Article #1: The Forgotten Question

This is the first in a series of posts designed to help you determine the best group
tennis program for yourself or your kids.

The NTS Gold Standard: 8 players training on 3 courts

There are tonnes of tennis programs out there. They sound good on paper, but what they actually deliver ranges from good to great, and from bad to brutal. How can you navigate this ocean of offerings and select the best program for you?

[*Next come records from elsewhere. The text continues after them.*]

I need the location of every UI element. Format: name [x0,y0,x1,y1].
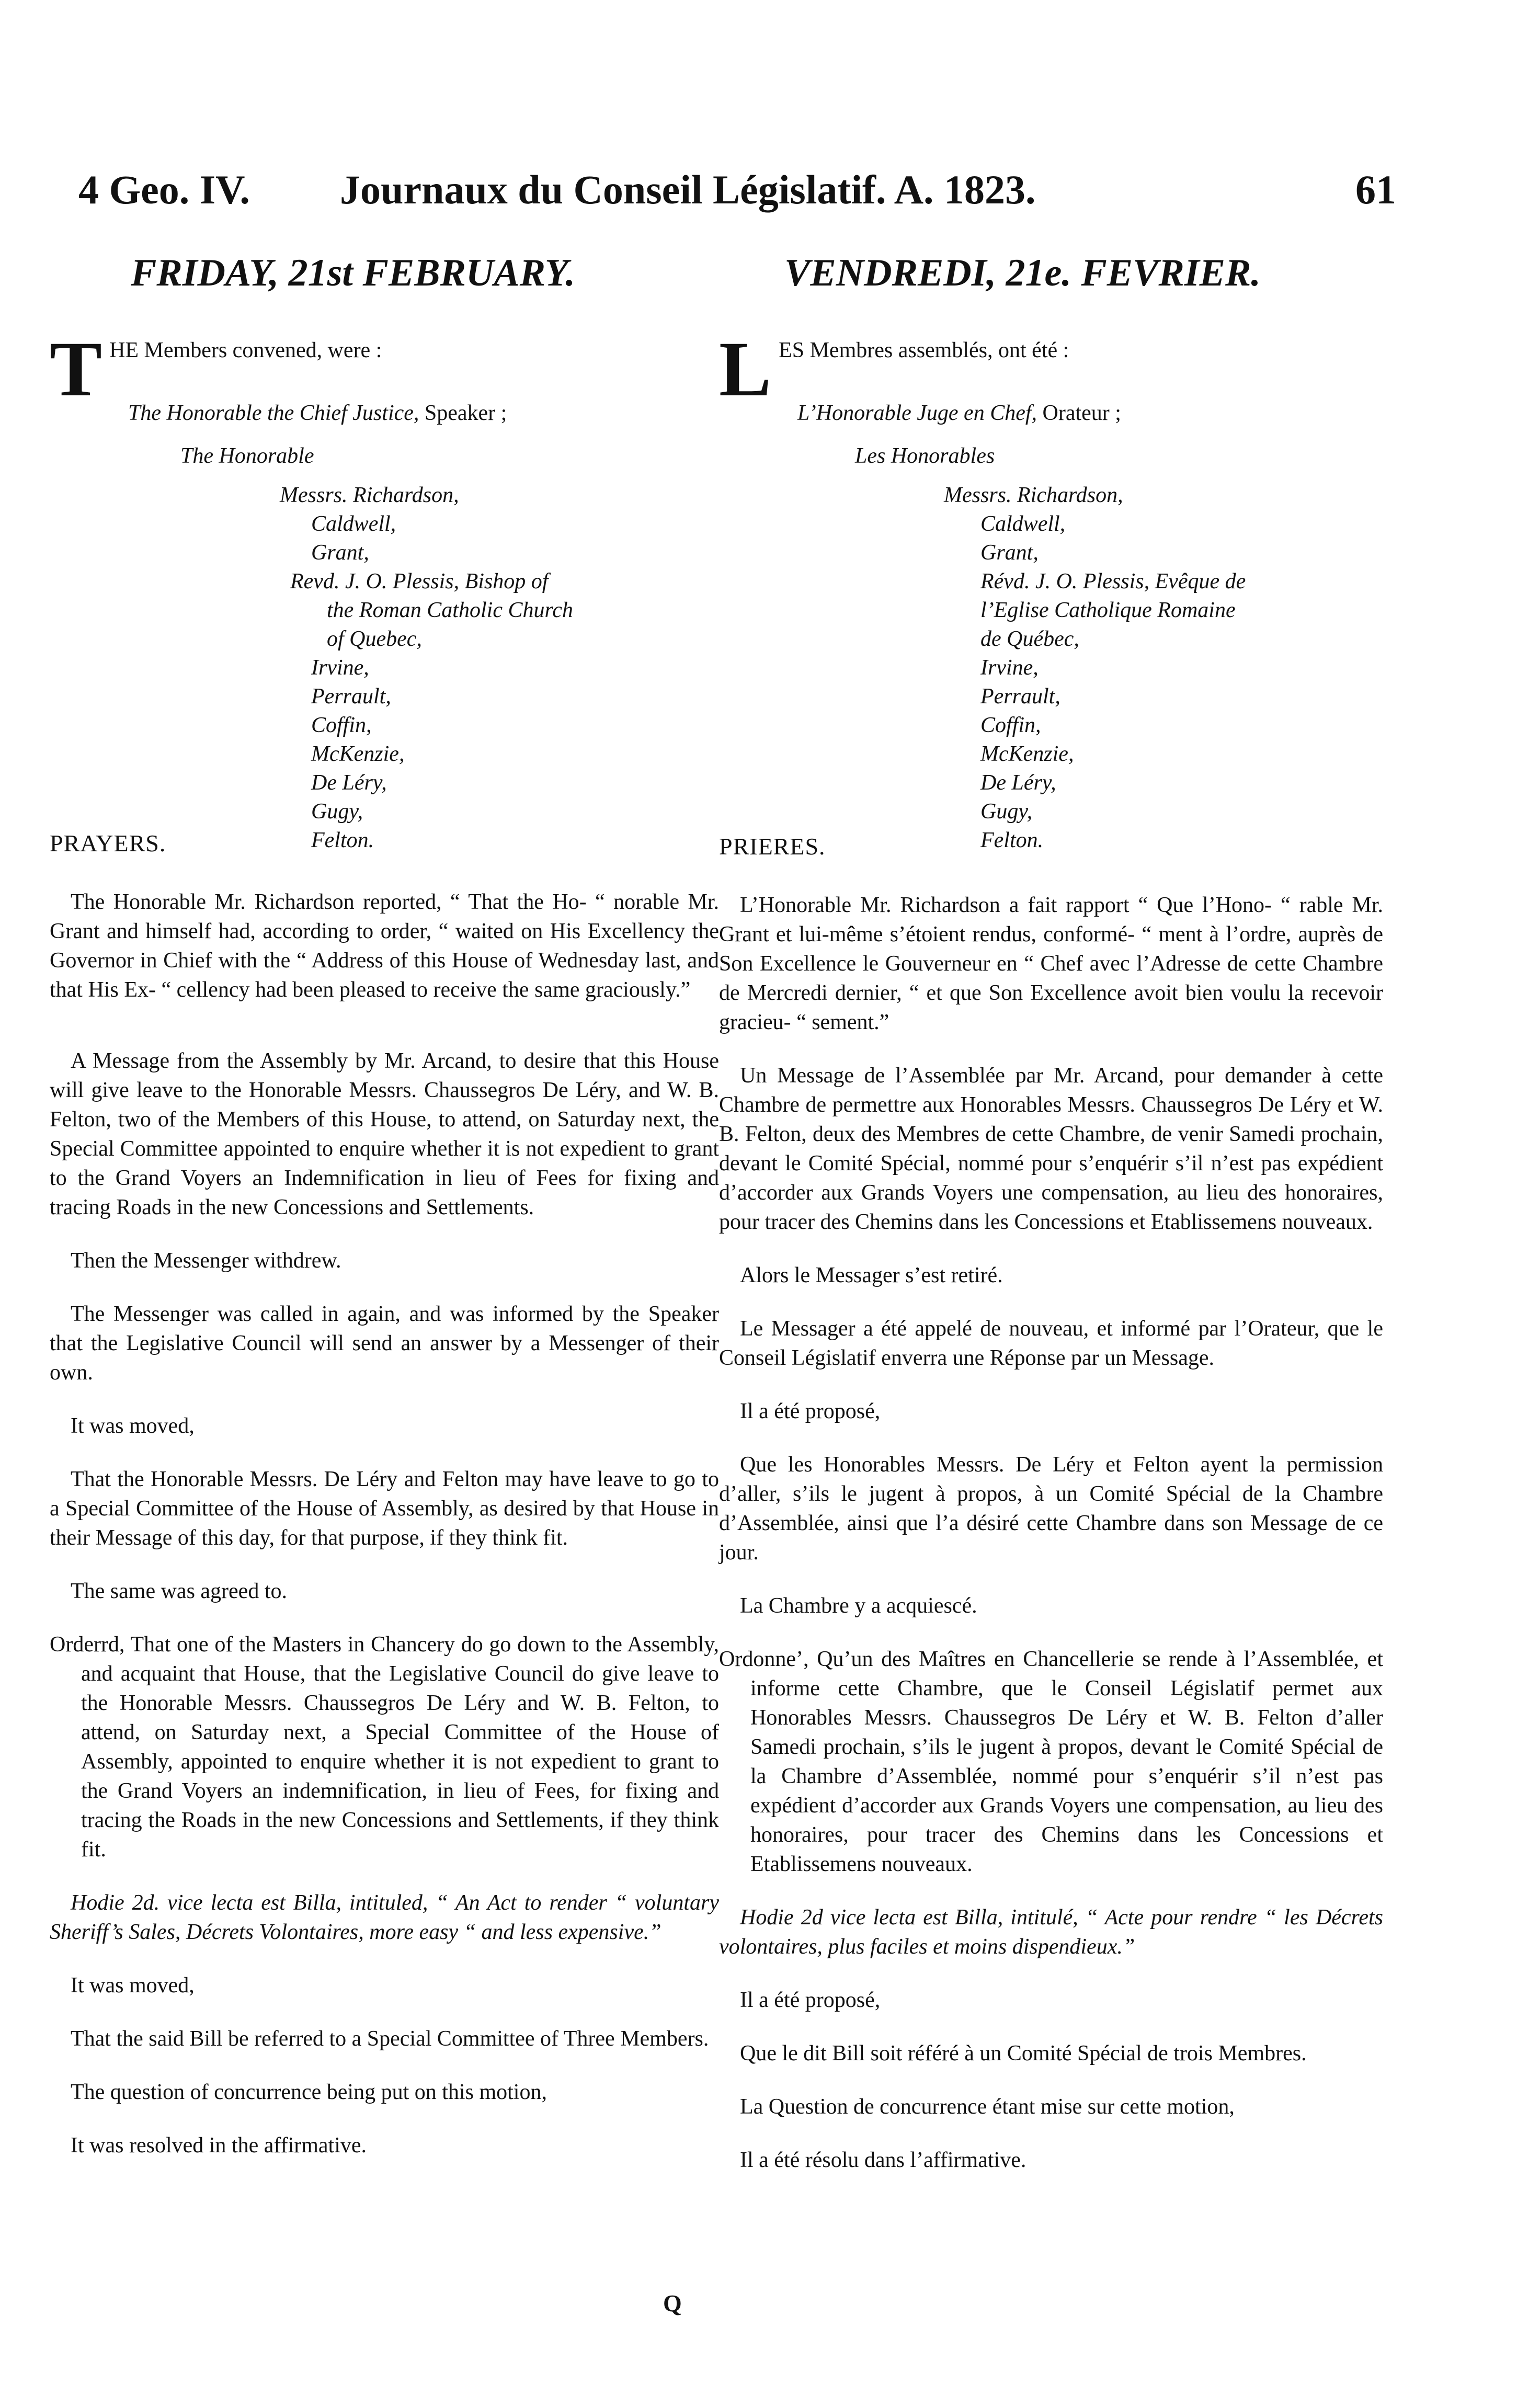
paragraph: It was moved, [71,1973,195,1998]
list-item: Revd. J. O. Plessis, Bishop of [290,569,549,594]
list-item: Perrault, [980,684,1060,709]
header-journal-title: Journaux du Conseil Législatif. A. 1823. [340,167,1036,212]
running-header [68,166,1396,224]
list-item: of Quebec, [327,627,422,651]
paragraph: The question of concurrence being put on this motion, [71,2080,547,2104]
list-item: McKenzie, [311,742,405,766]
members-convened: T HE Members convened, were : [50,326,382,413]
paragraph: Hodie 2d vice lecta est Billa, intitulé, “ Acte pour rendre “ les Décrets volontaires, plus faciles et moins dispendieux.” [719,1905,1383,1959]
list-item: Felton. [980,828,1044,852]
day-title-french: VENDREDI, 21e. FEVRIER. [784,252,1261,294]
list-item: de Québec, [980,627,1079,651]
members-convened: L ES Membres assemblés, ont été : [719,326,1069,413]
french-column [719,314,1383,2175]
paragraph: Il a été proposé, [740,1399,881,1423]
section-title-prieres: PRIERES. [719,833,826,860]
paragraph: L’Honorable Mr. Richardson a fait rapport “ Que l’Hono- “ rable Mr. Grant et lui-même s’étoient rendus, conformé- “ ment à l’ordre, auprès de Son Excellence le Gouverneur en “ Chef avec l’Adresse de cette Chambre de Mercredi dernier, “ et que Son Excellence avoit bien voulu la recevoir gracieu- “ sement.” [719,893,1383,1034]
list-item: Caldwell, [980,512,1066,536]
header-regnal-year: 4 Geo. IV. [78,167,250,212]
list-item: Caldwell, [311,512,396,536]
list-item: Gugy, [980,800,1033,824]
list-item: Gugy, [311,800,363,824]
paragraph: The Messenger was called in again, and was informed by the Speaker that the Legislative Council will send an answer by a Messenger of their own. [50,1302,719,1385]
list-item: Perrault, [311,684,391,709]
list-item: De Léry, [311,771,387,795]
paragraph: La Chambre y a acquiescé. [740,1594,977,1618]
paragraph: Que les Honorables Messrs. De Léry et Felton ayent la permission d’aller, s’ils le jugent à propos, à un Comité Spécial de la Chambre d’Assemblée, ainsi que l’a désiré cette Chambre dans son Message de ce jour. [719,1453,1383,1565]
speaker-line: The Honorable the Chief Justice, Speaker ; [128,401,507,425]
list-item: the Roman Catholic Church [327,598,573,622]
list-item: Felton. [311,828,374,852]
members-list [280,481,719,855]
drop-cap: L [719,326,772,413]
paragraph: Hodie 2d. vice lecta est Billa, intituled, “ An Act to render “ voluntary Sheriff’s Sales, Décrets Volontaires, more easy “ and less expensive.” [50,1891,719,1944]
list-item: McKenzie, [980,742,1074,766]
paragraph: The Honorable Mr. Richardson reported, “ That the Ho- “ norable Mr. Grant and himself had, according to order, “ waited on His Excellency the Governor in Chief with the “ Address of this House of Wednesday last, and that His Ex- “ cellency had been pleased to receive the same graciously.” [50,890,719,1002]
english-column [50,314,719,2160]
list-item: Messrs. Richardson, [944,483,1123,507]
paragraph: That the said Bill be referred to a Special Committee of Three Members. [71,2027,709,2051]
list-item: Grant, [311,541,369,565]
list-item: Irvine, [311,656,369,680]
signature-mark: Q [663,2290,682,2316]
list-item: De Léry, [980,771,1056,795]
paragraph: Il a été résolu dans l’affirmative. [740,2148,1026,2172]
list-item: l’Eglise Catholique Romaine [980,598,1236,622]
list-item: Coffin, [980,713,1041,737]
day-title-english: FRIDAY, 21st FEBRUARY. [131,252,575,294]
paragraph: A Message from the Assembly by Mr. Arcand, to desire that this House will give leave to the Honorable Messrs. Chaussegros De Léry, and W. B. Felton, two of the Members of this House, to attend, on Saturday next, the Special Committee appointed to enquire whether it is not expedient to grant to the Grand Voyers an Indemnification in lieu of Fees for fixing and tracing Roads in the new Concessions and Settlements. [50,1049,719,1219]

The key is knowing what questions to ask. Parents and club players have limited knowledge about tennis development, so they base their decisions on familiar and measurable factors like convenience and cost, as well as the reputation of the coaches and the level of the players associated with the club or academy. These considerations are fine, but they are not sufficient to make an informed decision, and sometimes they can be quite deceptive. For example, a top coach can put their name on a brochure, but you may never see them on court. And the price may seem great, but if the program is crowded, disorganized and incompetent, it’s not such a good deal!

There is one question that’s rarely asked, yet it holds the clue to how a program is likely to run. That question is -

How many players will be on each court?

The answer to this question tells you a lot about what the program will be able to deliver. People often ask about the ratio of coaches to players, but the ratio of players to courts is at equally important.

A good program includes singles and doubles play, plus cooperative training and game situations that give the experience of moving and playing in the full tennis court. If the number of players on each court makes these experiences impossible, or makes them possible only if many of the players are off and waiting for their turn, the tennis development potential is severely restricted.

The Good: 4 Players Per Court.
This allows volume training on essential situations in the half-court, such as cross-
court rallying. It is perfect for doubles training and play, and it’s possible to train
and play singles in the full court using rotation systems without excessive waiting
times. Half court is not as good as full court, and waiting to play during practice is
never great, but 4 players per court is manageable, and if well organized and
taught can bring decent developmental results.

The Great: 3 Players or Less Per Court.
3 players per court creates a 2-on-1 training format that opens many possibilities,
with at least one player constantly moving and hitting in the full tennis court. It
reduces waiting for singles play to the minimum, and coaches can play in for
doubles. Where multiple courts are involved, teachers can create singles and
doubles at the same time - for example with 6 players on 2 courts, one court is
singles and the other is doubles.

The NTS Flight system, with 8 players on 3 courts, or 2.66 players per court, is the
gold standard, permitting singles, doubles and volume training every day and
simultaneously, as well as many variations depending on the priorities and
creativity of the teacher.

The Bad: 5-8 Players Per Court.
Many programs run with 6 or 8 players per court, which makes realistic practice
and play virtually impossible, unless you are willing to accept rotation systems
that create very low volumes of play. Teachers make valiant attempts to
compensate with rapid-fire feeding, fitness stations, lots of energy and feedback,
and fun group games. However, in the final analysis, this ratio of players to courts
is unsuitable for tennis development. We do not play volleyball with 12 players
per side, and we do not play tennis with 8 players per court.

The Brutal: 9 or More Players Per Court
Now we enter the realm of the absurd. We see this with summer camps,
sometimes putting 12 or more players on a court, in which case it is babysitting or
crowd control on a tennis court, not a tennis lesson.